Commercially, chitosan is derived by the chemical deacetylation of chitin from waste crustacean exoskeletons with strong alkali. This harsh conversion process, as well as variability in source material, leads to inconsistent physicochemical characteristics (Arcidiacono, S. and Kaplan, D. L. Biotechnol. Bioeng ., 39:281-286 (1992).). The purification of chitosan derived from the cell wall of some fungi also requires strong alkaline treatment with heat, which leads to inconsistent material (White, S. A., et al., Environ. Microbiol ., 38:323-328 (1979); Arcidiacono, S. and Kaplan, D. L. Biotechnol. Bioeng ., 39:281-286 (1992)).

Glucose-rich polysaccharides such as cellulose and curdlan have been post-biosynthetically modified by nonspecific chemical means to change physical properties (Yamamoto, I. et al., Carbohydr. Polym ., 14:53-63 (1991); Osawa, Z., et al., Carbohydr. Polym ., 21:283-288 (1993)). For example, chemically modified cellulose and curdlan exhibited strong antiviral activity in vitro (Yamamoto, I. et al., Carbohydr. Polym ., 14:53-63 (1991); Osawa, Z. et al., Carbohydr. Polym ., 21:283-288 (1993)). Selective chemical modification of polysaccharides under homogeneous conditions also has been reported (Roesser, D. S. et al., Macromol ., 29:1-9 (1996)). However, it is extremely difficult to regiospecifically modify cellulose in the secondary hydroxyl position, to chemically generate glucosamine or N-acetylglucosamine, for example. Disadvantages of these synthetic approaches as well as purification of chitin from crustacean exoskeleton and plant and fungi cell walls include low yields, side reactions, the use of toxic solvents, and purification requirements.

Biosynthesis of polysaccharides has traditionally been studied using unmodified simple sugars such as glucose and sucrose, or complex carbon sources such as wheat gluten and molasses (Kaplan, D. L. et al., “Biosynthetic Polysaccharides In Biomedical polymers: designed - to - degrade systems ,” edited by S. W. Shalaby, Hanser Publishers, New York. pp. 189-212 (1994)).
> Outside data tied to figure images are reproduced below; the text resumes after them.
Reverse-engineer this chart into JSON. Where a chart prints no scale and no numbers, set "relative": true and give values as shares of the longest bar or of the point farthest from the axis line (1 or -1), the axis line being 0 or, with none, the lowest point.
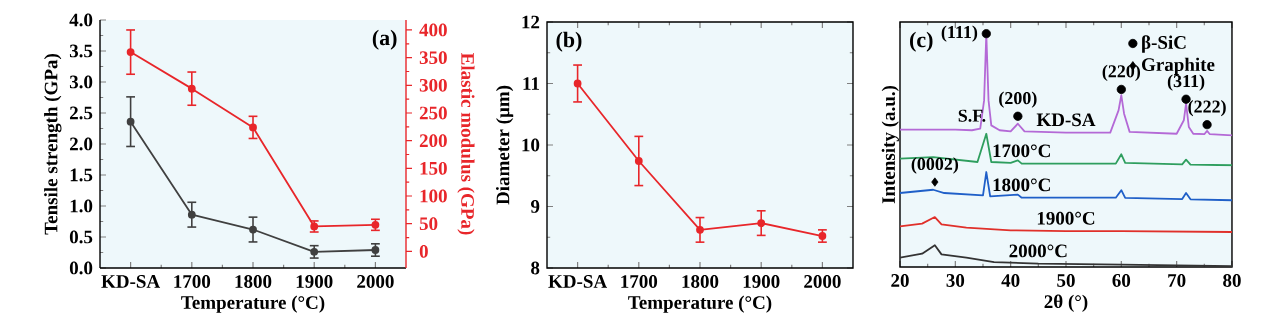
{
  "chart_data": [
    {
      "type": "line",
      "annotations": [
        "(a)"
      ],
      "categories": [
        "KD-SA",
        "1700",
        "1800",
        "1900",
        "2000"
      ],
      "xlabel": "Temperature (°C)",
      "ylabel": "Tensile strength (GPa)",
      "y2label": "Elastic modulus (GPa)",
      "ylim": [
        0,
        4
      ],
      "yticks": [
        {
          "value": 0,
          "label": "0.0"
        },
        {
          "value": 0.5,
          "label": "0.5"
        },
        {
          "value": 1,
          "label": "1.0"
        },
        {
          "value": 1.5,
          "label": "1.5"
        },
        {
          "value": 2,
          "label": "2.0"
        },
        {
          "value": 2.5,
          "label": "2.5"
        },
        {
          "value": 3,
          "label": "3.0"
        },
        {
          "value": 3.5,
          "label": "3.5"
        },
        {
          "value": 4,
          "label": "4.0"
        }
      ],
      "y2lim": [
        -30,
        418
      ],
      "y2ticks": [
        0,
        50,
        100,
        150,
        200,
        250,
        300,
        350,
        400
      ],
      "marker": "circle",
      "series": [
        {
          "color": "#404040",
          "values": [
            2.36,
            0.86,
            0.62,
            0.26,
            0.29
          ],
          "errors": [
            0.4,
            0.2,
            0.2,
            0.1,
            0.1
          ]
        },
        {
          "color": "#e8262a",
          "axis": "y2",
          "values": [
            360,
            294,
            224,
            45,
            48
          ],
          "errors": [
            40,
            30,
            20,
            10,
            10
          ]
        }
      ]
    },
    {
      "type": "line",
      "annotations": [
        "(b)"
      ],
      "categories": [
        "KD-SA",
        "1700",
        "1800",
        "1900",
        "2000"
      ],
      "xlabel": "Temperature (°C)",
      "ylabel": "Diameter (μm)",
      "ylim": [
        8,
        12
      ],
      "yticks": [
        8,
        9,
        10,
        11,
        12
      ],
      "marker": "circle",
      "series": [
        {
          "color": "#e8262a",
          "values": [
            11.0,
            9.74,
            8.62,
            8.73,
            8.52
          ],
          "errors": [
            0.3,
            0.4,
            0.2,
            0.2,
            0.1
          ]
        }
      ]
    },
    {
      "type": "line",
      "relative": true,
      "tick_labels": "x",
      "legend": "top right",
      "xlabel": "2θ (°)",
      "ylabel": "Intensity (a.u.)",
      "xlim": [
        20,
        80
      ],
      "xticks": [
        20,
        30,
        40,
        50,
        60,
        70,
        80
      ],
      "annotations": [
        "(c)",
        {
          "text": "(111)",
          "x": 35.6,
          "y": 1.0
        },
        {
          "text": "S.F.",
          "x": 33,
          "y": 0.586
        },
        {
          "text": "(200)",
          "x": 41.3,
          "y": 0.646
        },
        {
          "text": "(220)",
          "x": 60,
          "y": 0.761
        },
        {
          "text": "(311)",
          "x": 71.7,
          "y": 0.719
        },
        {
          "text": "(222)",
          "x": 75.5,
          "y": 0.61
        },
        {
          "text": "(0002)",
          "x": 26.3,
          "y": 0.364
        }
      ],
      "series": [
        {
          "name": "KD-SA",
          "color": "#b469d6",
          "x": [
            20,
            30,
            33,
            34.5,
            35.2,
            35.6,
            36.0,
            36.5,
            38,
            40,
            41.3,
            42.5,
            50,
            58,
            59.5,
            60,
            60.5,
            61.5,
            70,
            71.3,
            71.7,
            72.2,
            73,
            75,
            75.5,
            76,
            80
          ],
          "values": [
            0.589,
            0.589,
            0.586,
            0.593,
            0.714,
            1.0,
            0.714,
            0.607,
            0.586,
            0.581,
            0.614,
            0.581,
            0.576,
            0.576,
            0.671,
            0.736,
            0.657,
            0.579,
            0.571,
            0.629,
            0.7,
            0.6,
            0.571,
            0.569,
            0.583,
            0.569,
            0.564
          ]
        },
        {
          "name": "1700°C",
          "color": "#2e9e5e",
          "x": [
            20,
            26,
            34,
            35.6,
            36.5,
            40,
            41.3,
            42,
            59,
            60,
            60.7,
            71,
            71.7,
            72.5,
            80
          ],
          "values": [
            0.464,
            0.471,
            0.45,
            0.571,
            0.45,
            0.446,
            0.457,
            0.443,
            0.443,
            0.483,
            0.446,
            0.44,
            0.46,
            0.439,
            0.436
          ]
        },
        {
          "name": "1800°C",
          "color": "#1f5fc8",
          "x": [
            20,
            26,
            28,
            35,
            35.6,
            36.3,
            41.3,
            42,
            59,
            60,
            60.7,
            71,
            71.7,
            72.5,
            80
          ],
          "values": [
            0.317,
            0.331,
            0.317,
            0.307,
            0.407,
            0.303,
            0.31,
            0.297,
            0.297,
            0.329,
            0.296,
            0.291,
            0.317,
            0.29,
            0.286
          ]
        },
        {
          "name": "1900°C",
          "color": "#e0302a",
          "x": [
            20,
            24,
            26.3,
            27.5,
            32,
            40,
            50,
            60,
            80
          ],
          "values": [
            0.174,
            0.186,
            0.214,
            0.183,
            0.169,
            0.157,
            0.154,
            0.154,
            0.15
          ]
        },
        {
          "name": "2000°C",
          "color": "#333333",
          "x": [
            20,
            24,
            26.3,
            27.5,
            32,
            37,
            45,
            60,
            80
          ],
          "values": [
            0.04,
            0.057,
            0.093,
            0.054,
            0.04,
            0.021,
            0.014,
            0.01,
            0.004
          ]
        },
        {
          "name": "β-SiC",
          "type": "scatter",
          "marker": "circle",
          "color": "#000000",
          "x": [
            35.6,
            41.3,
            60,
            71.7,
            75.5
          ],
          "values": [
            1.0,
            0.646,
            0.761,
            0.719,
            0.61
          ]
        },
        {
          "name": "Graphite",
          "type": "scatter",
          "marker": "diamond",
          "color": "#000000",
          "x": [
            26.3
          ],
          "values": [
            0.364
          ]
        }
      ]
    }
  ]
}
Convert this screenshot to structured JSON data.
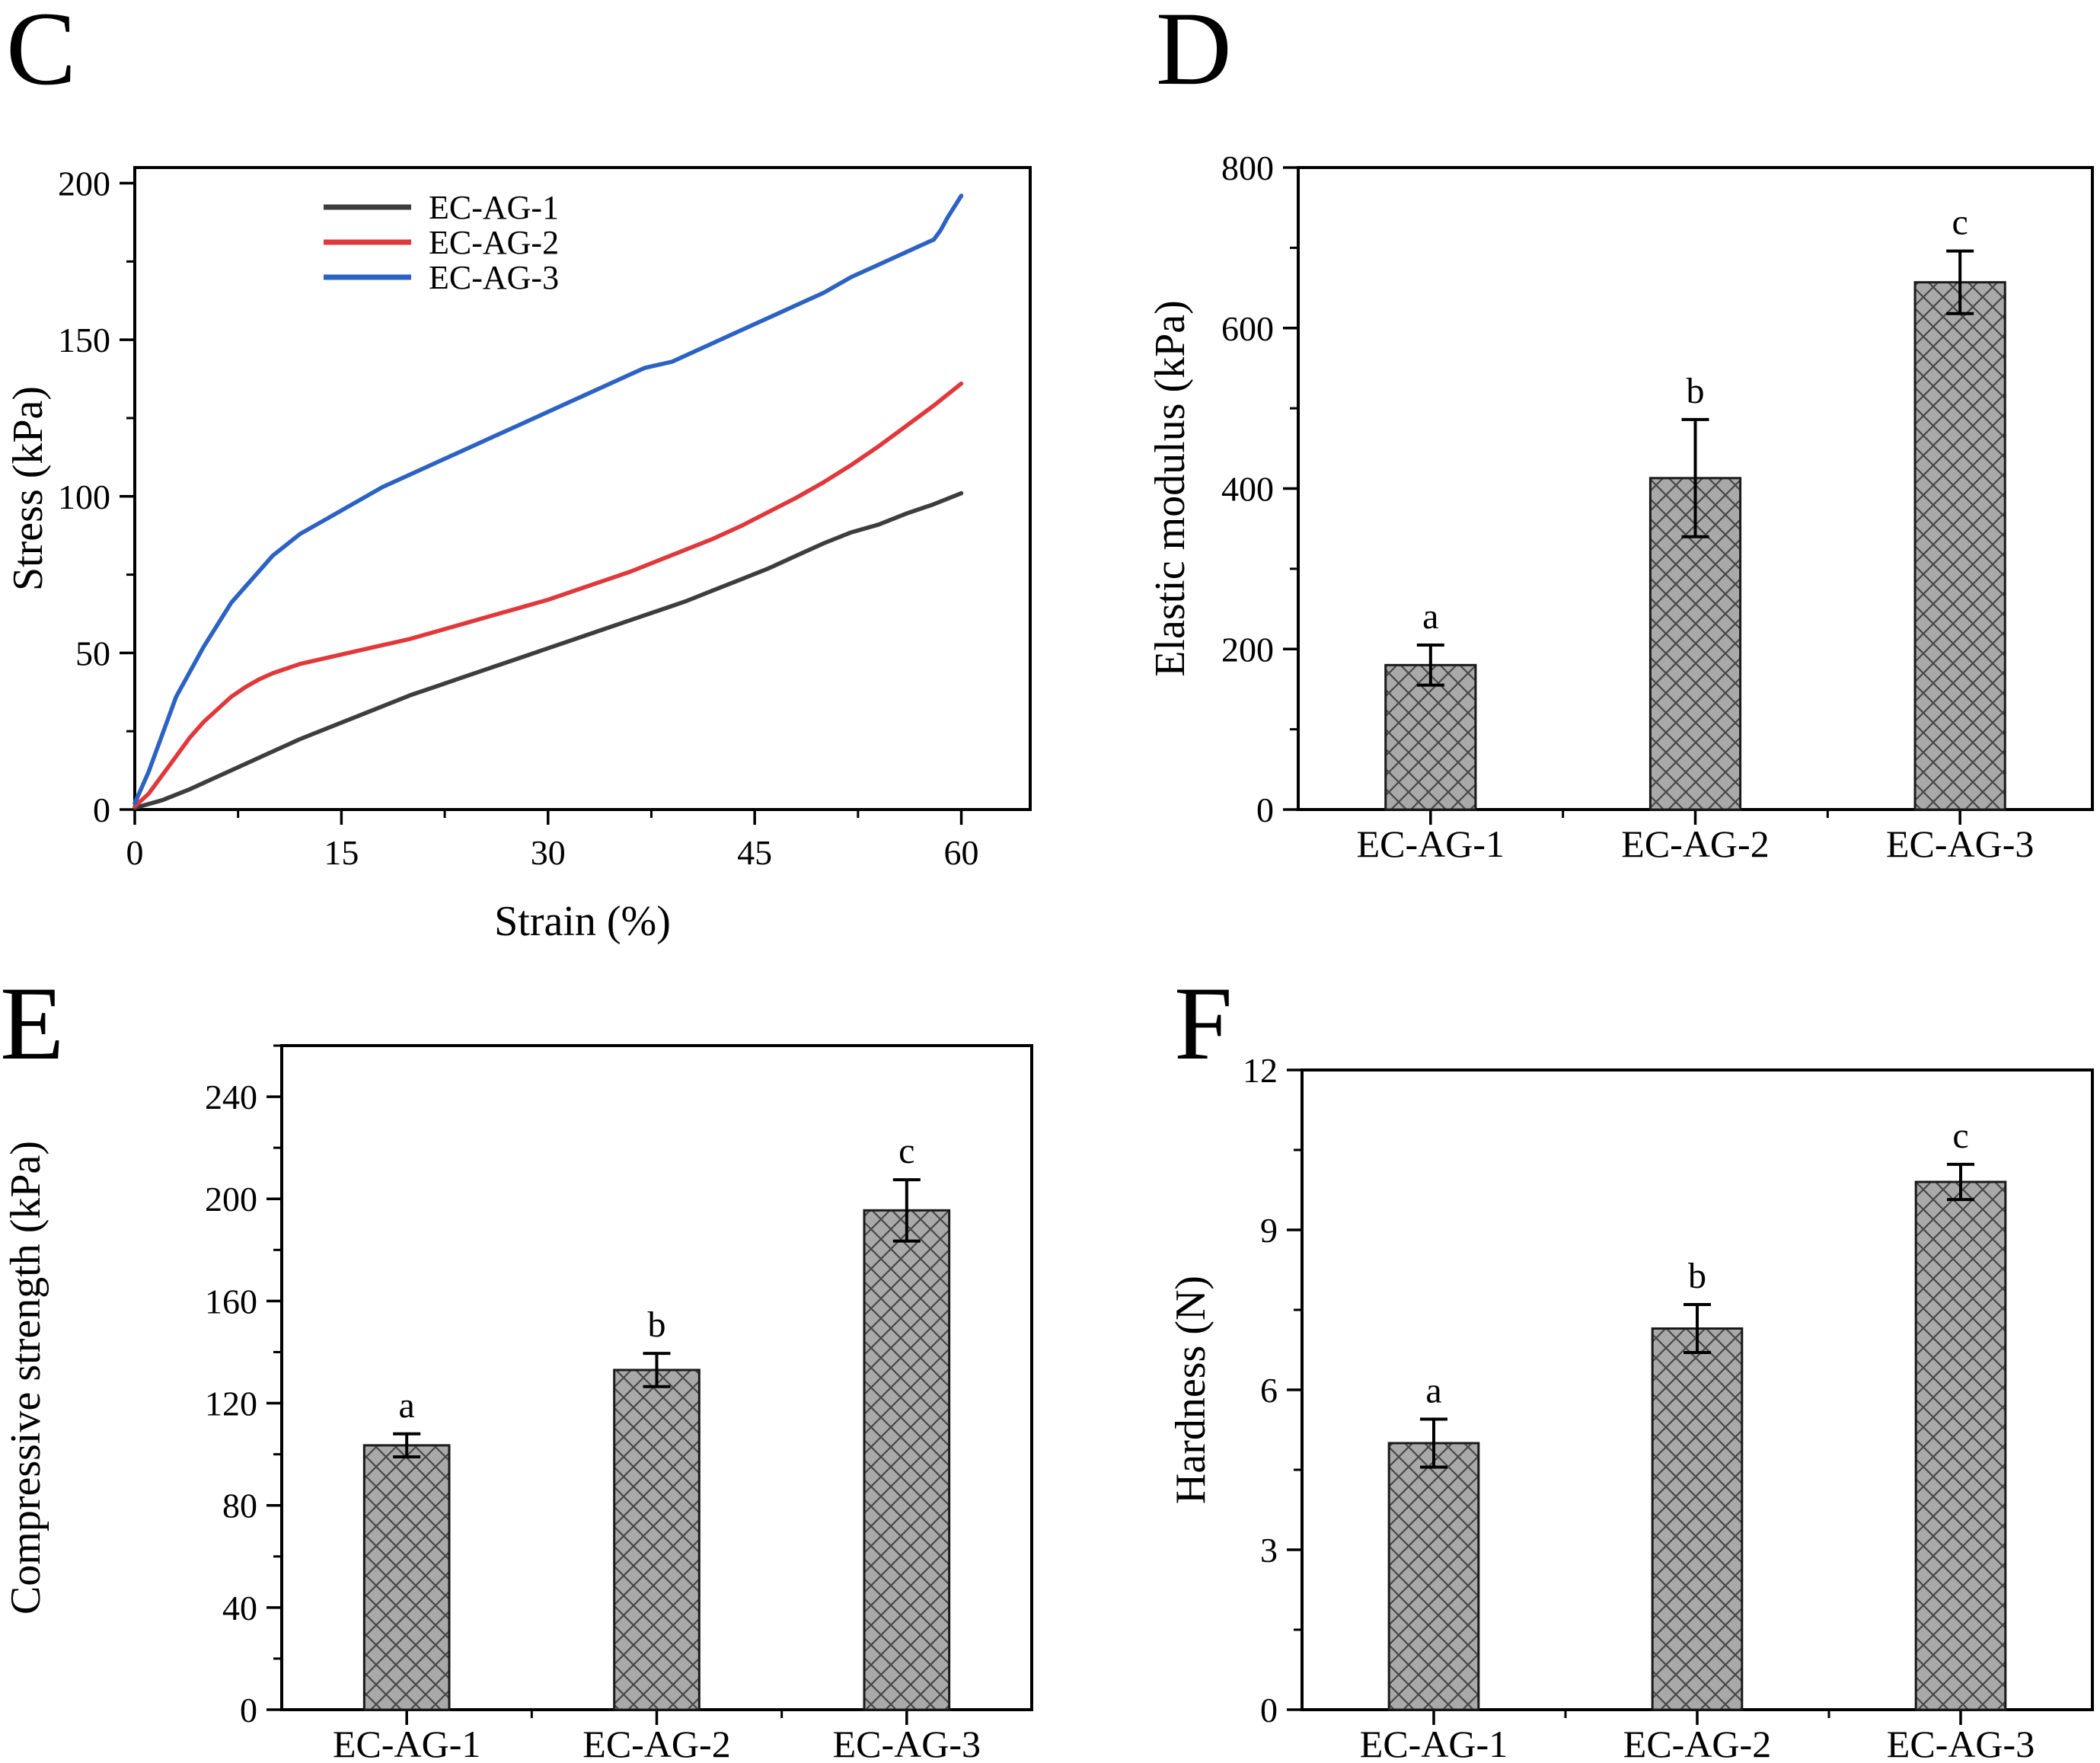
{
  "chart_data": [
    {
      "panel_label": "C",
      "type": "line",
      "xlabel": "Strain (%)",
      "ylabel": "Stress (kPa)",
      "xlim": [
        0,
        65
      ],
      "ylim": [
        0,
        205
      ],
      "x_ticks": [
        0,
        15,
        30,
        45,
        60
      ],
      "y_ticks": [
        0,
        50,
        100,
        150,
        200
      ],
      "x_minor_step": 7.5,
      "y_minor_step": 25,
      "grid": false,
      "legend_position": "top-left",
      "axis_color": "#000000",
      "series": [
        {
          "name": "EC-AG-1",
          "color": "#3d3d3d",
          "points": [
            [
              0,
              0.5
            ],
            [
              2,
              3
            ],
            [
              4,
              6.5
            ],
            [
              6,
              10.5
            ],
            [
              8,
              14.5
            ],
            [
              10,
              18.5
            ],
            [
              12,
              22.5
            ],
            [
              14,
              26
            ],
            [
              16,
              29.5
            ],
            [
              18,
              33
            ],
            [
              20,
              36.5
            ],
            [
              22,
              39.5
            ],
            [
              24,
              42.5
            ],
            [
              26,
              45.5
            ],
            [
              28,
              48.5
            ],
            [
              30,
              51.5
            ],
            [
              32,
              54.5
            ],
            [
              34,
              57.5
            ],
            [
              36,
              60.5
            ],
            [
              38,
              63.5
            ],
            [
              40,
              66.5
            ],
            [
              42,
              70
            ],
            [
              44,
              73.5
            ],
            [
              46,
              77
            ],
            [
              48,
              81
            ],
            [
              50,
              85
            ],
            [
              52,
              88.5
            ],
            [
              54,
              91
            ],
            [
              56,
              94.5
            ],
            [
              58,
              97.5
            ],
            [
              60,
              101
            ]
          ]
        },
        {
          "name": "EC-AG-2",
          "color": "#e0383b",
          "points": [
            [
              0,
              1
            ],
            [
              1,
              5
            ],
            [
              2,
              11
            ],
            [
              3,
              17
            ],
            [
              4,
              23
            ],
            [
              5,
              28
            ],
            [
              6,
              32
            ],
            [
              7,
              36
            ],
            [
              8,
              39
            ],
            [
              9,
              41.5
            ],
            [
              10,
              43.5
            ],
            [
              12,
              46.5
            ],
            [
              14,
              48.5
            ],
            [
              16,
              50.5
            ],
            [
              18,
              52.5
            ],
            [
              20,
              54.5
            ],
            [
              22,
              57
            ],
            [
              24,
              59.5
            ],
            [
              26,
              62
            ],
            [
              28,
              64.5
            ],
            [
              30,
              67
            ],
            [
              32,
              70
            ],
            [
              34,
              73
            ],
            [
              36,
              76
            ],
            [
              38,
              79.5
            ],
            [
              40,
              83
            ],
            [
              42,
              86.5
            ],
            [
              44,
              90.5
            ],
            [
              46,
              95
            ],
            [
              48,
              99.5
            ],
            [
              50,
              104.5
            ],
            [
              52,
              110
            ],
            [
              54,
              116
            ],
            [
              56,
              122.5
            ],
            [
              58,
              129
            ],
            [
              60,
              136
            ]
          ]
        },
        {
          "name": "EC-AG-3",
          "color": "#2b62c4",
          "points": [
            [
              0,
              2
            ],
            [
              1,
              12
            ],
            [
              2,
              24
            ],
            [
              3,
              36
            ],
            [
              4,
              44
            ],
            [
              5,
              52
            ],
            [
              6,
              59
            ],
            [
              7,
              66
            ],
            [
              8,
              71
            ],
            [
              9,
              76
            ],
            [
              10,
              81
            ],
            [
              12,
              88
            ],
            [
              14,
              93
            ],
            [
              16,
              98
            ],
            [
              18,
              103
            ],
            [
              20,
              107
            ],
            [
              22,
              111
            ],
            [
              24,
              115
            ],
            [
              26,
              119
            ],
            [
              28,
              123
            ],
            [
              30,
              127
            ],
            [
              32,
              131
            ],
            [
              34,
              135
            ],
            [
              36,
              139
            ],
            [
              37,
              141
            ],
            [
              38,
              142
            ],
            [
              39,
              143
            ],
            [
              40,
              145
            ],
            [
              42,
              149
            ],
            [
              44,
              153
            ],
            [
              46,
              157
            ],
            [
              48,
              161
            ],
            [
              50,
              165
            ],
            [
              52,
              170
            ],
            [
              54,
              174
            ],
            [
              56,
              178
            ],
            [
              57,
              180
            ],
            [
              58,
              182
            ],
            [
              58.5,
              185
            ],
            [
              59,
              189
            ],
            [
              60,
              196
            ]
          ]
        }
      ]
    },
    {
      "panel_label": "D",
      "type": "bar",
      "ylabel": "Elastic modulus (kPa)",
      "categories": [
        "EC-AG-1",
        "EC-AG-2",
        "EC-AG-3"
      ],
      "values": [
        180,
        413,
        657
      ],
      "errors": [
        25,
        73,
        39
      ],
      "sig_letters": [
        "a",
        "b",
        "c"
      ],
      "ylim": [
        0,
        800
      ],
      "y_ticks": [
        0,
        200,
        400,
        600,
        800
      ],
      "y_minor_step": 100,
      "bar_fill": "#a9a9a9",
      "hatch_color": "#474747",
      "bar_outline": "#1a1a1a"
    },
    {
      "panel_label": "E",
      "type": "bar",
      "ylabel": "Compressive strength (kPa)",
      "categories": [
        "EC-AG-1",
        "EC-AG-2",
        "EC-AG-3"
      ],
      "values": [
        103.5,
        133,
        195.5
      ],
      "errors": [
        4.5,
        6.5,
        12
      ],
      "sig_letters": [
        "a",
        "b",
        "c"
      ],
      "ylim": [
        0,
        260
      ],
      "y_ticks": [
        0,
        40,
        80,
        120,
        160,
        200,
        240
      ],
      "y_minor_step": 20,
      "bar_fill": "#a9a9a9",
      "hatch_color": "#474747",
      "bar_outline": "#1a1a1a"
    },
    {
      "panel_label": "F",
      "type": "bar",
      "ylabel": "Hardness (N)",
      "categories": [
        "EC-AG-1",
        "EC-AG-2",
        "EC-AG-3"
      ],
      "values": [
        5.0,
        7.15,
        9.9
      ],
      "errors": [
        0.45,
        0.45,
        0.33
      ],
      "sig_letters": [
        "a",
        "b",
        "c"
      ],
      "ylim": [
        0,
        12
      ],
      "y_ticks": [
        0,
        3,
        6,
        9,
        12
      ],
      "y_minor_step": 1.5,
      "bar_fill": "#a9a9a9",
      "hatch_color": "#474747",
      "bar_outline": "#1a1a1a"
    }
  ]
}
Alternatively, microbial mutants have been used to manipulate biopolymer molecular weight, yield, and main chain or branch composition (Thorne, L., et al., J. Bacteriol . 169:3593-3600 (1987); Hassler, R. A. and Doherty, D. H., Biotechnol. Prog . 6:182-187 (1990)). Yet polysaccharides have not been well studied with respect to the incorporation of modified or non-native building blocks, unlike the extensive work with proteins for the incorporation of unnatural amino acids (Chung, H., et al., Science 259:806-809 (1993)), and bacterial polyesters with incorporation of a wide range of novel monomers (Brandl, H., et al., “Plastics from Bacteria and for Bacteria: Poly(β-Hydroxyalkanoates) as Natural, Biocompatible and Biodegradable Polyesters In Advances in Biochemical Engineering/Biotechnology ,” Vol. 41, edited by T. K. Ghose and A. Fiechter. Springer, Berlin. pp.77 (1990); Steinbüchel, A., “Polyhydroxyalkanoic Acids In Biomaterials: Novel Materials from Biological Sources , edited by D. Byrom, Stockton Press, New York. pp. 123 (1991); Gross, R. A., “Bacterial Polyesters: Structural Variability in Microbial Synthesis In Biomedical Polymers: Designed - to - Degrade Systems , edited by S. W. Shalaby. Hanser Publishers, New York, pp. 173-188 (1994)).

Direct incorporation of glucose-related sugar monomers, 3-O-methyl-D-glucose (3-O-methylglucose) and 2-acetamido-2-deoxy-D-glucose (N-acetylglucosamine), into the main chain of biosynthesized curdlan has been reported (Lee, J. W. et al., Can. J. Microbiol . 43:149-156 (1997)). In related studies, direct incorporation of specific fatty acid pendent groups on a main chain polysaccharide such as emulsan has been demonstrated (Gorkovenko, A. et al., Proc. Am. Chem. Soc. Div. Poly. Sci. Eng ., 72:92-94 (1995); Gorkovenko, A. et al., Can. J. Microbiol ., 43:384-390 (1997); Zhang, J., et al., Int. J. Biol. Macromol ., 20:9-21 (1997)).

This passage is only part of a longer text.